You can choose anything. It's a difficult question to answer, mostly because in today's society anything you could wish for is only a mouse click away.

What gives us meaning and happiness is no longer an indefinable thing like family, friends or success. We can now look through a catalog and say “There! That is the thing that will make me happy.” In most cases we are told exactly which products will make us happy. The problem is: “things” can't actually give us meaning or happiness. Nobody has looked down at their brand new iPhone and sighed the sigh of someone who is completely fulfilled.

In “At the Auction of the Ruby Slippers” Salmon Rushdie explores the “moral decay of our post-millennial culture.”(94). Like the title suggests, it is a story about the auction of the famous “ruby slippers” worn by Dorothy in “The Wizard of Oz”. The story is set in a future where everything has a price. It is a world where life has been “packaged into lots” that go to the highest bidder. Ironically, the most highly prized and anticipated lot, offers an escape from the present condition.

Rushdie's story, can be interpreted a number of different ways and on many levels. An aspect I find interesting is the choice to focus on the ruby slippers as the most sought after item in the auction. In the movie, the ruby slippers represent a way “home”. “Home” in the story, is “a lost state of normalcy in which we have almost ceased to believe and to which the slippers promise us we can return” (92). The slippers are so highly prized because they are the one “thing” that when pointed out in a catalog actually can provide the happiness we've been searching for.

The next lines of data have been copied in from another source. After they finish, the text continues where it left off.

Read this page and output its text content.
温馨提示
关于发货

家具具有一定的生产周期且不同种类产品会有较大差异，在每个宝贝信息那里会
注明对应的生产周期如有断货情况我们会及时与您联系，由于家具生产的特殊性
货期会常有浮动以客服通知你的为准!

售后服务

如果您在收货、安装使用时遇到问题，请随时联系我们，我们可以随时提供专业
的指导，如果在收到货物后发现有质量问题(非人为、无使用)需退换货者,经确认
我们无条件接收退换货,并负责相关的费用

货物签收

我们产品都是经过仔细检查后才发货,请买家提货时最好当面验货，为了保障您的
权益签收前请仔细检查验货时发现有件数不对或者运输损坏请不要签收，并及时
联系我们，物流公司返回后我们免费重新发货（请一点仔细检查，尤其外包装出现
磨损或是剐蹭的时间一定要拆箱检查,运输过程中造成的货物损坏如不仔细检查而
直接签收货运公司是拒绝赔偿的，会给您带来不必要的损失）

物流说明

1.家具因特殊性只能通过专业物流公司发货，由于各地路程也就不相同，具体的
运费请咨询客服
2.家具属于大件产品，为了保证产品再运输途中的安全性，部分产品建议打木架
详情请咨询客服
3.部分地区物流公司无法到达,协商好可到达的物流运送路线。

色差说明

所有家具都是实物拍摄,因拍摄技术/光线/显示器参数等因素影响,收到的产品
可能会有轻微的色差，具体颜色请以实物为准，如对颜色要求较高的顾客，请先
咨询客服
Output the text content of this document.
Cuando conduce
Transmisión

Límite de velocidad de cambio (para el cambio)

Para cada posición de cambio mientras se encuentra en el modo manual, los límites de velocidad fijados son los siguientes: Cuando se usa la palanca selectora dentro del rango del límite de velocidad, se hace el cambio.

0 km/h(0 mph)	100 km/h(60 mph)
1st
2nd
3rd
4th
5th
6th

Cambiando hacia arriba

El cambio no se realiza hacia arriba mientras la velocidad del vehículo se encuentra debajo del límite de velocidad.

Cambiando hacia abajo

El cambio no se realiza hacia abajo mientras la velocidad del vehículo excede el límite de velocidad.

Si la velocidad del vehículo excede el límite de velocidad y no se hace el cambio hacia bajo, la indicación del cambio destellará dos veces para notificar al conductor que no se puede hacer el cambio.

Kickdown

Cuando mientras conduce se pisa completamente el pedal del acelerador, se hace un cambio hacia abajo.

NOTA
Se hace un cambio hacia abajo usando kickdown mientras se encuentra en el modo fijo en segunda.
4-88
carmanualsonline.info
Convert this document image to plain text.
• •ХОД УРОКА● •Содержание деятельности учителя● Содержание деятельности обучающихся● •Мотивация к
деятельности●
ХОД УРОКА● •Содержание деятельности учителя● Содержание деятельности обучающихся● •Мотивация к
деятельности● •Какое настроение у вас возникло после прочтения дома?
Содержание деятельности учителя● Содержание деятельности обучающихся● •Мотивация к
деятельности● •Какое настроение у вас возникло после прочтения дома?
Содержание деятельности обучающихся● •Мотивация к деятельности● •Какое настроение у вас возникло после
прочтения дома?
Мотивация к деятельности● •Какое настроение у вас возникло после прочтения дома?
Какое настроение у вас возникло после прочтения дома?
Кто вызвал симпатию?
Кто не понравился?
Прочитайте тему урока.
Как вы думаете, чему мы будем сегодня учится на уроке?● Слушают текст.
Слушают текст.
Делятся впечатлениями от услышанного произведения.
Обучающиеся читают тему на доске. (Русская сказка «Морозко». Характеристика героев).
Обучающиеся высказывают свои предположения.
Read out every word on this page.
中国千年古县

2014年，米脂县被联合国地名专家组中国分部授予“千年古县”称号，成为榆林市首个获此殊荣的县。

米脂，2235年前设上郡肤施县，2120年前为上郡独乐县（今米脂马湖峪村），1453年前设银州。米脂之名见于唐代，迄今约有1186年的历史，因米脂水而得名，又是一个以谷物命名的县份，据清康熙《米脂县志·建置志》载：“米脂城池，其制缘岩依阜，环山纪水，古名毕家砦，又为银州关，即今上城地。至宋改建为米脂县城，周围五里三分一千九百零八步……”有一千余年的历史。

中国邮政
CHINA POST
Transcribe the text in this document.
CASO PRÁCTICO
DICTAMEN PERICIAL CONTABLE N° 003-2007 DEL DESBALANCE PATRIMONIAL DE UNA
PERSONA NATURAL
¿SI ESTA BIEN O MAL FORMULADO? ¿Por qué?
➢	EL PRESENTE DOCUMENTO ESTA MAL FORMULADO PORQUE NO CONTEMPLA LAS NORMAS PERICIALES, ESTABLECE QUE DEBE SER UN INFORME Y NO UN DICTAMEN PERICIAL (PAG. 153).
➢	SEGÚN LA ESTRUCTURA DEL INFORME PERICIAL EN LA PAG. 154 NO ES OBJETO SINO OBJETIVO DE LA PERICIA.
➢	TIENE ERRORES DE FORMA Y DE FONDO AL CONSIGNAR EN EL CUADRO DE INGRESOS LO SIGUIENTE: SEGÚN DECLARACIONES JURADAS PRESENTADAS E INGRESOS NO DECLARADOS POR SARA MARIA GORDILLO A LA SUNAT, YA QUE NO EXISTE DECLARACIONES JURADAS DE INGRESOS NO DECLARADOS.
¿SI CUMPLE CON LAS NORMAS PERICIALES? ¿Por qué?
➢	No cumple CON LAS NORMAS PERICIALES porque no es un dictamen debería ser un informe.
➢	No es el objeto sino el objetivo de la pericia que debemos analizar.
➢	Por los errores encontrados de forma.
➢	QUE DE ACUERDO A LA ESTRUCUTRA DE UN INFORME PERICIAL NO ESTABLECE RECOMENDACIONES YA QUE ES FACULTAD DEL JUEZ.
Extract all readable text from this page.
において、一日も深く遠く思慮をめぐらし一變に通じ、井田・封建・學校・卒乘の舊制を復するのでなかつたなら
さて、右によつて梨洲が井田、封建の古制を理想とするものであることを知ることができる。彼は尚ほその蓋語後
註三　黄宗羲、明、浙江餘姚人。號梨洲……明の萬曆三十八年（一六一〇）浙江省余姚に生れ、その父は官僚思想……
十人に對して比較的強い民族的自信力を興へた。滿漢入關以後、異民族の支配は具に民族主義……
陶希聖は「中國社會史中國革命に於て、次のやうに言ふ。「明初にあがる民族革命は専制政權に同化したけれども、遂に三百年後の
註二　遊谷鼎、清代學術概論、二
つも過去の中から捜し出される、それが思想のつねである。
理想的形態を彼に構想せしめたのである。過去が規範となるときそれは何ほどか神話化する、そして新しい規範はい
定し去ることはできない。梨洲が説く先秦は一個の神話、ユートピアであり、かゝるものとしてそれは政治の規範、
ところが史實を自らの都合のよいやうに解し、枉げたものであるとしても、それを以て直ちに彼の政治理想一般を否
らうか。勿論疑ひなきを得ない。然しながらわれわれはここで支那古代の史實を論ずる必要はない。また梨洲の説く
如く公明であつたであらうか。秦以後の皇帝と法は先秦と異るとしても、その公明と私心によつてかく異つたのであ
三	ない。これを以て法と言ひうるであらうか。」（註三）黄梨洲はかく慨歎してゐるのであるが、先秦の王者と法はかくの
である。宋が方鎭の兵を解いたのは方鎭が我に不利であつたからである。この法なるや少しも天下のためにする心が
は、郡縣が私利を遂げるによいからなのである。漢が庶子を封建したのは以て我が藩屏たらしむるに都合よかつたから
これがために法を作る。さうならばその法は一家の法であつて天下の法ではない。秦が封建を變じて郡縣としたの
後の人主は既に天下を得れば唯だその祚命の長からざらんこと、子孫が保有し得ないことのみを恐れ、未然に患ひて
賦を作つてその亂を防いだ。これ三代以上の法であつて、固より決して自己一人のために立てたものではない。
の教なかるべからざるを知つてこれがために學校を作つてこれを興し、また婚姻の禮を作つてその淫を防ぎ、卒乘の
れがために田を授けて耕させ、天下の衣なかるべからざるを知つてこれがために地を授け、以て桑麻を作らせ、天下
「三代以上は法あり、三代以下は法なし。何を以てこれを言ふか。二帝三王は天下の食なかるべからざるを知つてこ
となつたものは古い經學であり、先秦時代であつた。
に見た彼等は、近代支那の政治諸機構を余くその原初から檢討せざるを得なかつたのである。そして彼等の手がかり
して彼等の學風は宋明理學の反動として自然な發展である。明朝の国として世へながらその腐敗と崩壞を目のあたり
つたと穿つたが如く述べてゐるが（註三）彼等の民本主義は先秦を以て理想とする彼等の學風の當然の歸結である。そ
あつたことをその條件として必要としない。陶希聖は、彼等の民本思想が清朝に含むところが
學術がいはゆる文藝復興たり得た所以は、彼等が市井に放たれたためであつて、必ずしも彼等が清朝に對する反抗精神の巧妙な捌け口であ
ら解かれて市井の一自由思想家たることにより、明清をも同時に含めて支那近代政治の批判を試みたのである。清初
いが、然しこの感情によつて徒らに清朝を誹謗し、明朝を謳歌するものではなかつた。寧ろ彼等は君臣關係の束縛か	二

Rushdie's vision of the future is dramatized in a way that highlights what our present society has become. We are no longer people, with hopes and dreams; we are consumers that clamor for a chance to regain our humanity. The vast amount of bidders vying for a chance at the ruby slippers is analogous to present society's wanton desire to buy happiness. Unfortunately, only one person can buy themselves a ticket home. The main character in the story comes very close to winning the ruby slippers. He becomes “detached from earth” and his goal of the perfect life with his beloved becomes fictional. This “fictional life”is what we are sold everyday. Advertisers tell us that their product is the pathway to happiness. But, as Rushdie tells us, we have a choice. We can give in to the fictional story and believe everything the Advertisers and Auctioneers tell us, or “in that miasmal ocean, we may simply float away from our desires, and see them anew, from a distance, so that they seem weightless, trivial. We let them go.”

So, what would you take with you to a deserted island?